Nichée en plein cœur de la Mecque du cinéma – expression de Quentin Tarantino pour nommer la rue Champollion – la Filmothèque du quartier latin est un bonheur pour les cinéphiles et pour ceux qui auraient envie de réviser leurs classiques. 

Cet ancien cabaret transformé en théâtre dans les années 1950 devient salle de cinéma en 1956. Propriété d’abord de la société Pathé au début des années 1980, la future Filmothèque a soif d’indépendance et s’inscrit rapidement dans le circuit art et essai. Elle est rachetée et adopte le nom qu’on lui connait en 2005 sous l’égide de la famille Causse.

Un cinéma qui ne préfère pas que les blondes ….

La Filmothèque du quartier latin est une déclaration d’amour au cinéma. Une déclaration intime et confidentielle. Ses deux salles, parfaitement entretenues, portent le nom de deux icônes féminines évoquant l’âge d’or du cinéma hollywoodien. Enfoncez-vous sans hésitation dans les profonds fauteuils rouges de la salle 1, voluptueuse, et justement baptisée “salle Marilyn”. Imprégnez-vous du charme discret – et tout aussi confortable – de la deuxième salle (légèrement plus petite) aux tons bleus cette fois et associée à la figure d’Audrey Hepburn. Enfin, embarquez pour un voyage qui n’a de destination que le grand cinéma. Celui d’hier, classique et inclassable.

… indispensable à tous cinéphiles

Ce cinéma de quartier puise sa force dans sa programmation, libre et inspirée. Gérant de la Filmothèque par héritage mais surtout par amour pour le 7e art, François Causse – fils de Jean-Max, le propriétaire du lieu – explique avec passion qu’ici « les films ne sont pas considérés comme des produits mais comme des œuvres ». Ne pas envisager la Filmothèque comme un simple musée, unique gardien d’œuvres patrimoniales, mais plutôt comme un lieu qui permettrait à ces œuvres de rester en vie, tel est l’objectif. Les films bénéficient d’un traitement moderne, projection en numérique haute définition 4K et traitement du son impeccable, qui font de leur retransmission un bonheur visuel et auditif.
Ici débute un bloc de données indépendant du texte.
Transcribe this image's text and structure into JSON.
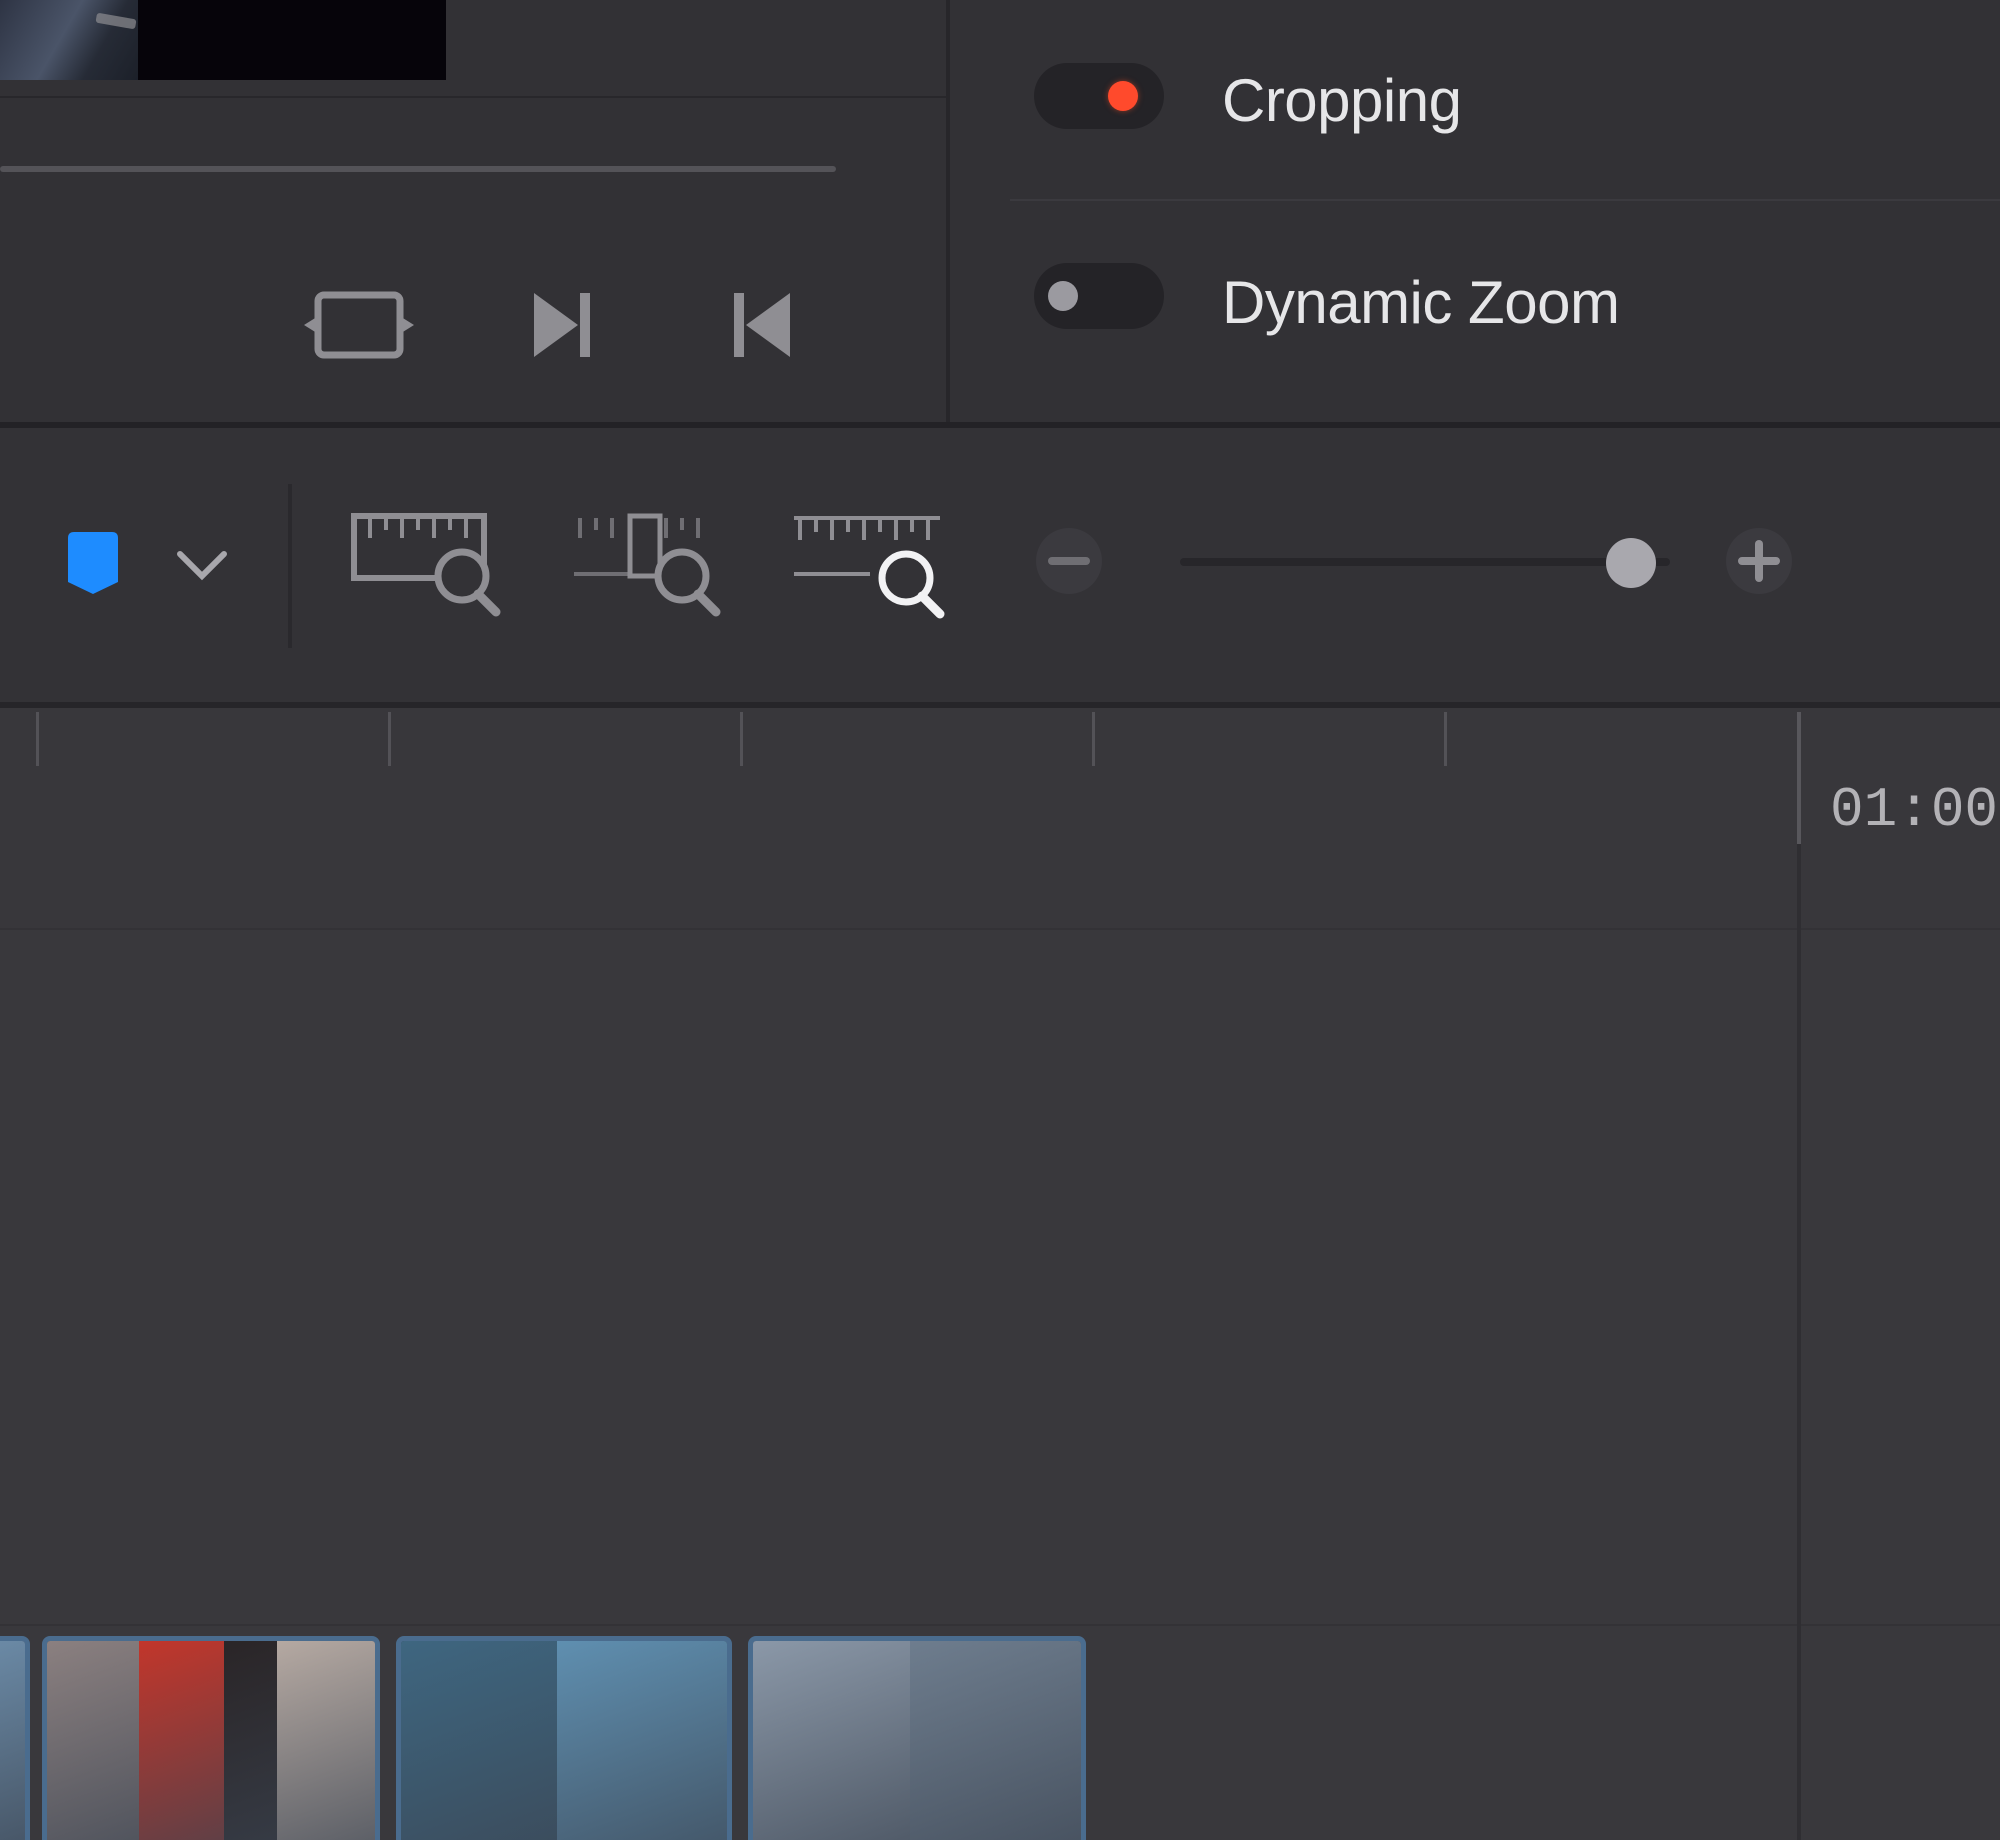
{
  "inspector": {
    "options": [
      {
        "label": "Cropping",
        "enabled": true,
        "accent": "#ff4a2c"
      },
      {
        "label": "Dynamic Zoom",
        "enabled": false
      }
    ]
  },
  "viewer": {
    "controls": [
      "fit-icon",
      "next-clip-icon",
      "previous-clip-icon"
    ]
  },
  "toolbar": {
    "flag_color": "#1e8cff",
    "zoom_modes": [
      "full-extent-zoom-icon",
      "detail-zoom-icon",
      "custom-zoom-icon"
    ],
    "active_zoom_mode": "custom-zoom-icon",
    "zoom_level": 0.92
  },
  "timeline": {
    "timecode": "01:00:"
  },
  "clips": [
    {
      "colors": [
        "#6b8aa6"
      ]
    },
    {
      "colors": [
        "#8b8080",
        "#c2362b",
        "#2a2527",
        "#b5a9a2"
      ]
    },
    {
      "colors": [
        "#3e6680",
        "#5f8fb0"
      ]
    },
    {
      "colors": [
        "#8b98a8",
        "#6e7d8e"
      ]
    }
  ]
}
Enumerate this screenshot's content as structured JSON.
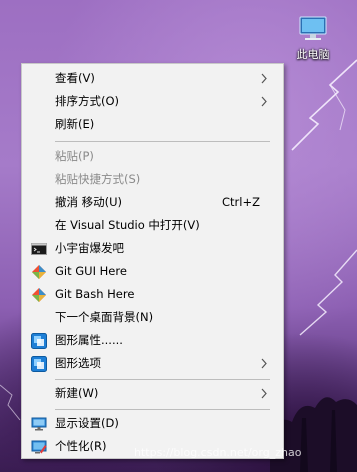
{
  "desktop": {
    "icon_label": "此电脑",
    "watermark": "https://blog.csdn.net/org_zhao"
  },
  "menu": {
    "items": [
      {
        "label": "查看(V)",
        "submenu": true
      },
      {
        "label": "排序方式(O)",
        "submenu": true
      },
      {
        "label": "刷新(E)"
      },
      {
        "label": "粘贴(P)",
        "disabled": true
      },
      {
        "label": "粘贴快捷方式(S)",
        "disabled": true
      },
      {
        "label": "撤消 移动(U)",
        "shortcut": "Ctrl+Z"
      },
      {
        "label": "在 Visual Studio 中打开(V)"
      },
      {
        "label": "小宇宙爆发吧",
        "icon": "terminal-icon"
      },
      {
        "label": "Git GUI Here",
        "icon": "git-icon"
      },
      {
        "label": "Git Bash Here",
        "icon": "git-icon"
      },
      {
        "label": "下一个桌面背景(N)"
      },
      {
        "label": "图形属性......",
        "icon": "intel-graphics-icon"
      },
      {
        "label": "图形选项",
        "icon": "intel-graphics-icon",
        "submenu": true
      },
      {
        "label": "新建(W)",
        "submenu": true
      },
      {
        "label": "显示设置(D)",
        "icon": "display-icon"
      },
      {
        "label": "个性化(R)",
        "icon": "personalize-icon"
      }
    ]
  },
  "colors": {
    "menu_bg": "#f2f2f2",
    "disabled_text": "#8a8a8a",
    "separator": "#bdbdbd"
  }
}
La garantie du confort du spectateur en salles.

Au programme : grands classiques, pépites oubliées, rétrospectives qui font souvent écho à l’actualité. « Nous faisons en sorte de relier les œuvres actuelles avec l’histoire du cinéma, son patrimoine » explique François Causse. A titre d’exemple, vous pouvez revoir Annie Hall le 24 janvier prochain, soit une semaine avant la sortie du nouveau film de Woody Allen. La Filmothèque ouvre aussi sa programmation à des ciné-clubs comme celui de l’association des Amis de Balzac qui vient animer un débat autour du film La Peau douce  de François Truffaut le samedi 17 février, à des leçons de cinéma (Alain Garel le 5 mars pour le film Boucher de Claude Chabrol) ou encore à des festivals – le prochain en date étant « Toute la mémoire du monde », le festival international du film restauré du 5 au 17 Mars. Venez les yeux fermés si vous avez soif de grands crus et de références aiguisées.

Les petits + :

* Les alentours de la Filmothèque, l’émulation parisienne, le brassage culturel, le charme des petits commerces et des nombreux cinémas indépendants d’époque.

* L’absence totale de pub et de bande-annonce avant la séance. Le film commence pile poil à l’heure. Une aubaine pour tous ceux qui s’exaspèrent de devoir subir les slogans de groupes d’assurance avant leur film.

* Pas de réservation possible. On vient avant le film pour acheter sa place et basta. Quel plaisir de ne pas devoir réserver sa place 24h à l’avance ni de choisir sur ordinateur le numéro de son siège (nouvelle tendance horripilante chez UGC et consorts).